Ketua Bidang Lingkungan Hidup HMI Cabang Malang, Alamsyah Gautama, menilai rentetan kejadian angin kencang yang tercatat oleh BMKG dengan kecepatan mencapai 60 km/jam akibat pusaran siklonik di barat Sumatera merupakan peringatan nyata yang tidak boleh dianggap sepele.
“Empat pohon tumbang dalam dua pekan terakhir adalah sinyal serius bahwa sistem mitigasi di Kota Malang belum memadai. Jika terus dibiarkan, potensi korban jiwa bukan lagi kemungkinan, melainkan ancaman nyata,” tegas Alamsyah, Minggu (7/9/2025).
Laporan Radar Malang sebelumnya mencatat sedikitnya empat pohon tumbang, termasuk pohon keben di Jalan Kyai Tamim dan tabebuya di Jalan Kauman Dalam, Kecamatan Klojen, pada 12 Agustus lalu.

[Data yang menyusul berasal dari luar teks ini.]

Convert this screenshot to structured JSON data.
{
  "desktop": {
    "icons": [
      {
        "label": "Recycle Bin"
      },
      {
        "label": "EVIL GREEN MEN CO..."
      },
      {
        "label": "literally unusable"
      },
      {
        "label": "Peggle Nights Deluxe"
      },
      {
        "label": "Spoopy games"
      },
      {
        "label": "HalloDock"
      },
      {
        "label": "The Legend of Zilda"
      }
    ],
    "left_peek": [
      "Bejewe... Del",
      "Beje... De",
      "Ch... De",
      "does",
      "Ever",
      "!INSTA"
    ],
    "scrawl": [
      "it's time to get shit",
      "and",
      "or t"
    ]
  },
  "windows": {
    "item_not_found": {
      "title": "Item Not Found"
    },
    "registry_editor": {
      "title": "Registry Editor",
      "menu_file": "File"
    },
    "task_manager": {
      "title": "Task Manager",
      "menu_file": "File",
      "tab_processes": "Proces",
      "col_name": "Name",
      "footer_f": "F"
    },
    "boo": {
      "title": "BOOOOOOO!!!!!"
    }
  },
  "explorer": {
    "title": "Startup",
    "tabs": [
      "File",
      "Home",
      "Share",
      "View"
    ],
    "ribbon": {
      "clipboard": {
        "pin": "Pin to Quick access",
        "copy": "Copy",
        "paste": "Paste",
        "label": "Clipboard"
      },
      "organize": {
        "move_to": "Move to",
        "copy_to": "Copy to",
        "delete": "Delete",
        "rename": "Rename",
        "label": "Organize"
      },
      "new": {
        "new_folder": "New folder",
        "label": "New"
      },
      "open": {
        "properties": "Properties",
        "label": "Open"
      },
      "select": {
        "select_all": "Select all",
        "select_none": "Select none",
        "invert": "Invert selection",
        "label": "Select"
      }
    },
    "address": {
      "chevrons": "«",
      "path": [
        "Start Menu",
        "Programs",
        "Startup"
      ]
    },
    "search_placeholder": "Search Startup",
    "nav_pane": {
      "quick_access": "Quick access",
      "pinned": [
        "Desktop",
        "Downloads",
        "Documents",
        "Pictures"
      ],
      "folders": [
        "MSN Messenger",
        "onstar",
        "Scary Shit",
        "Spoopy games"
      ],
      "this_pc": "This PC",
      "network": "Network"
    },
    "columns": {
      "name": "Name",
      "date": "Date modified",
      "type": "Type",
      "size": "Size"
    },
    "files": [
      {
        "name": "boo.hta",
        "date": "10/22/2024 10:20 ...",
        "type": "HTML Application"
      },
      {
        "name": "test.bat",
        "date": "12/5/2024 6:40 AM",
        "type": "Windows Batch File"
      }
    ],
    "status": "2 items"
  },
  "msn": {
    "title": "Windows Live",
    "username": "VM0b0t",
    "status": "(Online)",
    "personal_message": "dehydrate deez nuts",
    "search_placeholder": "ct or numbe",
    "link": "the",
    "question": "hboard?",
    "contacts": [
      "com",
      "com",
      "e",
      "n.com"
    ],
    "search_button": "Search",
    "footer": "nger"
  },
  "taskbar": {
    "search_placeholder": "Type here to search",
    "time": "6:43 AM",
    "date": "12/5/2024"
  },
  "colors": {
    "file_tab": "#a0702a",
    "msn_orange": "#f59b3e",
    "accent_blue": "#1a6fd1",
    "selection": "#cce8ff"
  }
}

Peristiwa yang terjadi saat hujan lebat disertai angin kencang itu mengakibatkan kerusakan fasilitas umum seperti kabel listrik, jaringan internet, hingga mengganggu arus lalu lintas. Tim BPBD bersama Unit Reaksi Cepat (URC) turun melakukan evakuasi.
HMI Cabang Malang mendesak pemerintah daerah segera melakukan inventarisasi dan pemangkasan pohon berisiko tinggi di ruang publik. Koordinasi lintas instansi, mulai dari Dinas Lingkungan Hidup, Satpol PP, hingga BPBD juga perlu diperkuat agar deteksi dini dan penanganan cepat bisa lebih efektif.
Selain itu, sosialisasi kepada masyarakat dinilai penting, khususnya di sekolah dan ruang publik, agar warga memiliki pengetahuan praktis menghadapi kondisi angin kencang. Pemerintah daerah juga dituntut menyiapkan rencana tanggap darurat berbasis risiko dengan perlengkapan serta tim siaga agar evakuasi dapat dilakukan tanpa keterlambatan.
Meski prakiraan cuaca BMKG terbaru menunjukkan kecepatan angin menurun di beberapa wilayah kota, seperti Dinoyo dan Sawojajar (10–25 km/jam), Alamsyah tetap mengingatkan bahwa angin dari arah selatan dapat melemahkan struktur pohon secara perlahan tanpa gejala jelas.
“Mitigasi bencana bukan hanya tanggung jawab pemerintah, melainkan bagian dari perencanaan kota berkelanjutan. HMI Malang menagih respons nyata, bukan sekadar imbauan normatif,” pungkasnya.
Sebagai tambahan, HMI Malang mengimbau warga agar tidak berteduh di bawah pohon besar saat angin bertiup kencang, segera melaporkan pohon rawan tumbang ke BPBD, serta menumbuhkan budaya kewaspadaan sebagai benteng pertama keselamatan publik.